High school administrators understand the need to be flexible, so are including the option for those who come back in person via the hybrid model to transition to fully in-person when they feel comfortable doing so. 

Edgemont Board of Education vice president Judy Seiff brought to light that much of the community’s pushback and concerns have been around what feels like an almost abrupt transition to this new nine-period schedule from the six-period AM/PM model that has been working this past year. 

“I think what needs to be really clear is that as well as the AM/PM schedule has worked, there’s not an ability to offer a full-day option with the AM/PM schedule in a safe way because of the hundreds of students who would be free during the transition period, and in the adjacent time to the transition period,” Hosier explained. “And if we know that we can’t put together a safe plan with the AM/PM schedule, it means we need to move away from that. It is our belief that many families would like to have their students back on campus for the full day, and so we want to be able to provide that opportunity. That opportunity comes with the nine-period day.

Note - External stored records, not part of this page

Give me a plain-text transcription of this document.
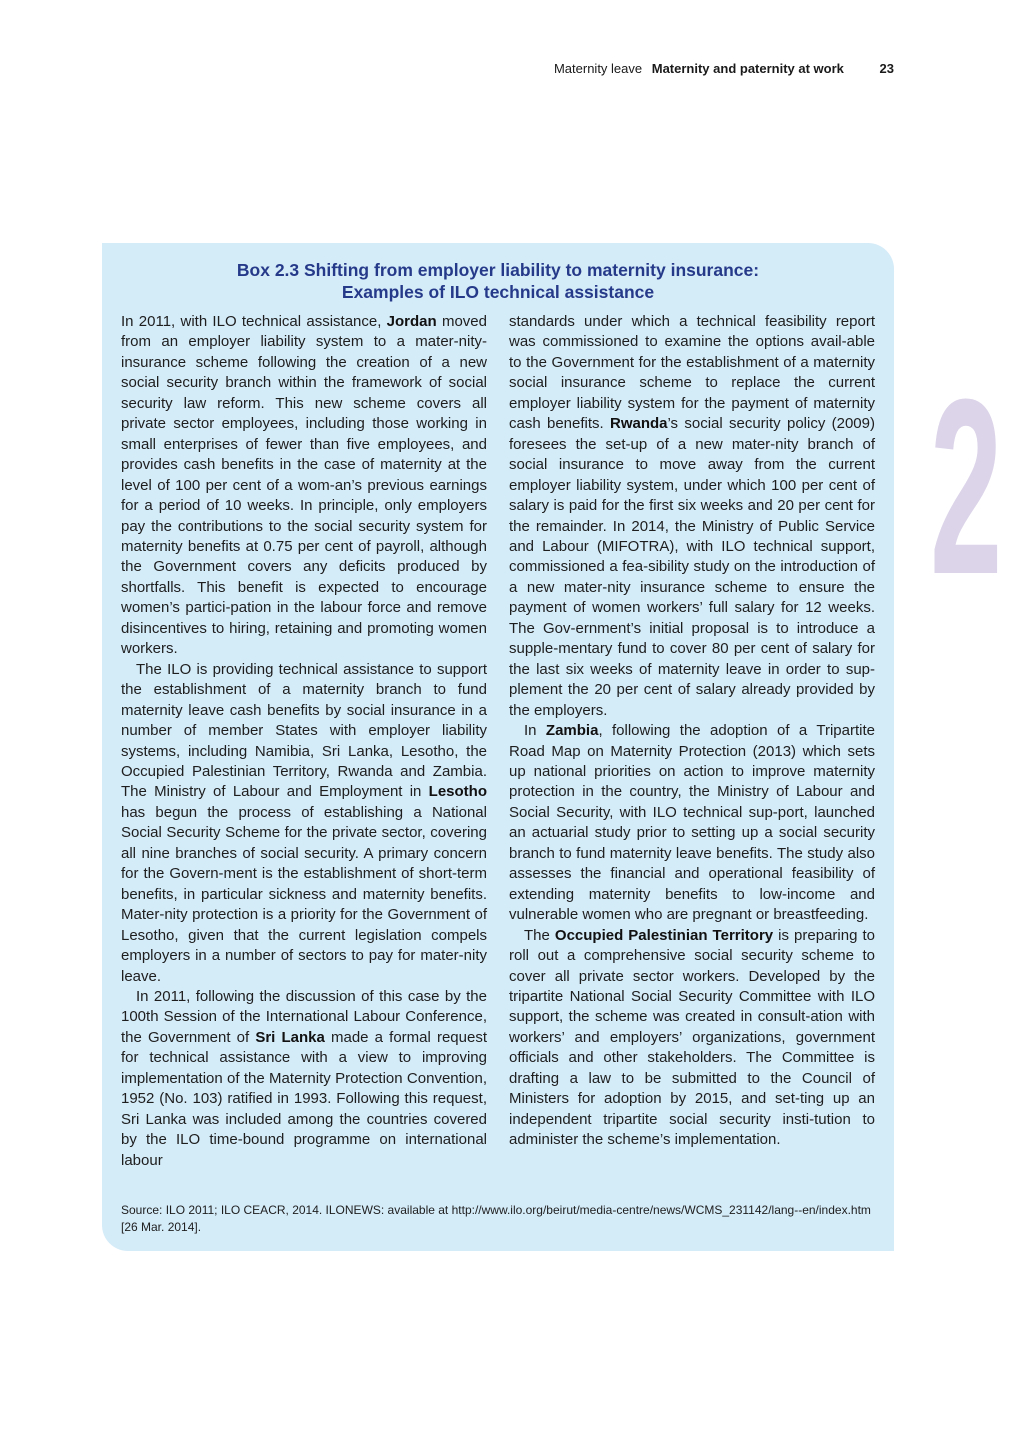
Maternity leave Maternity and paternity at work	23
2
Box 2.3 Shifting from employer liability to maternity insurance:
Examples of ILO technical assistance

In 2011, with ILO technical assistance, Jordan moved from an employer liability system to a mater-nity- insurance scheme following the creation of a new social security branch within the framework of social security law reform. This new scheme covers all private sector employees, including those working in small enterprises of fewer than five employees, and provides cash benefits in the case of maternity at the level of 100 per cent of a wom-an’s previous earnings for a period of 10 weeks. In principle, only employers pay the contributions to the social security system for maternity benefits at 0.75 per cent of payroll, although the Government covers any deficits produced by shortfalls. This benefit is expected to encourage women’s partici-pation in the labour force and remove disincentives to hiring, retaining and promoting women workers.

The ILO is providing technical assistance to support the establishment of a maternity branch to fund maternity leave cash benefits by social insurance in a number of member States with employer liability systems, including Namibia, Sri Lanka, Lesotho, the Occupied Palestinian Territory, Rwanda and Zambia. The Ministry of Labour and Employment in Lesotho has begun the process of establishing a National Social Security Scheme for the private sector, covering all nine branches of social security. A primary concern for the Govern-ment is the establishment of short-term benefits, in particular sickness and maternity benefits. Mater-nity protection is a priority for the Government of Lesotho, given that the current legislation compels employers in a number of sectors to pay for mater-nity leave.

In 2011, following the discussion of this case by the 100th Session of the International Labour Conference, the Government of Sri Lanka made a formal request for technical assistance with a view to improving implementation of the Maternity Protection Convention, 1952 (No. 103) ratified in 1993. Following this request, Sri Lanka was included among the countries covered by the ILO time-bound programme on international labour

standards under which a technical feasibility report was commissioned to examine the options avail-able to the Government for the establishment of a maternity social insurance scheme to replace the current employer liability system for the payment of maternity cash benefits. Rwanda’s social security policy (2009) foresees the set-up of a new mater-nity branch of social insurance to move away from the current employer liability system, under which 100 per cent of salary is paid for the first six weeks and 20 per cent for the remainder. In 2014, the Ministry of Public Service and Labour (MIFOTRA), with ILO technical support, commissioned a fea-sibility study on the introduction of a new mater-nity insurance scheme to ensure the payment of women workers’ full salary for 12 weeks. The Gov-ernment’s initial proposal is to introduce a supple-mentary fund to cover 80 per cent of salary for the last six weeks of maternity leave in order to sup-plement the 20 per cent of salary already provided by the employers.

In Zambia, following the adoption of a Tripartite Road Map on Maternity Protection (2013) which sets up national priorities on action to improve maternity protection in the country, the Ministry of Labour and Social Security, with ILO technical sup-port, launched an actuarial study prior to setting up a social security branch to fund maternity leave benefits. The study also assesses the financial and operational feasibility of extending maternity benefits to low-income and vulnerable women who are pregnant or breastfeeding.

The Occupied Palestinian Territory is preparing to roll out a comprehensive social security scheme to cover all private sector workers. Developed by the tripartite National Social Security Committee with ILO support, the scheme was created in consult-ation with workers’ and employers’ organizations, government officials and other stakeholders. The Committee is drafting a law to be submitted to the Council of Ministers for adoption by 2015, and set-ting up an independent tripartite social security insti-tution to administer the scheme’s implementation.

Source: ILO 2011; ILO CEACR, 2014. ILONEWS: available at http://www.ilo.org/beirut/media-centre/news/WCMS_231142/lang--en/index.htm [26 Mar. 2014].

And why make that change at this point? … We’ll find out what the community wants when we send the survey out [after the meeting], but our sense is that our community does want an option for a full day. We would do that with a nine-period day, and the benefit of using the nine-period day at this point is that it does move us closer to what school will look like in September. 

“We are aware of the concerns related to COVID,” Hosier said, “[but] I think that we have a lot of great guidelines and procedures in place, and we would continue to reinforce those throughout the year.”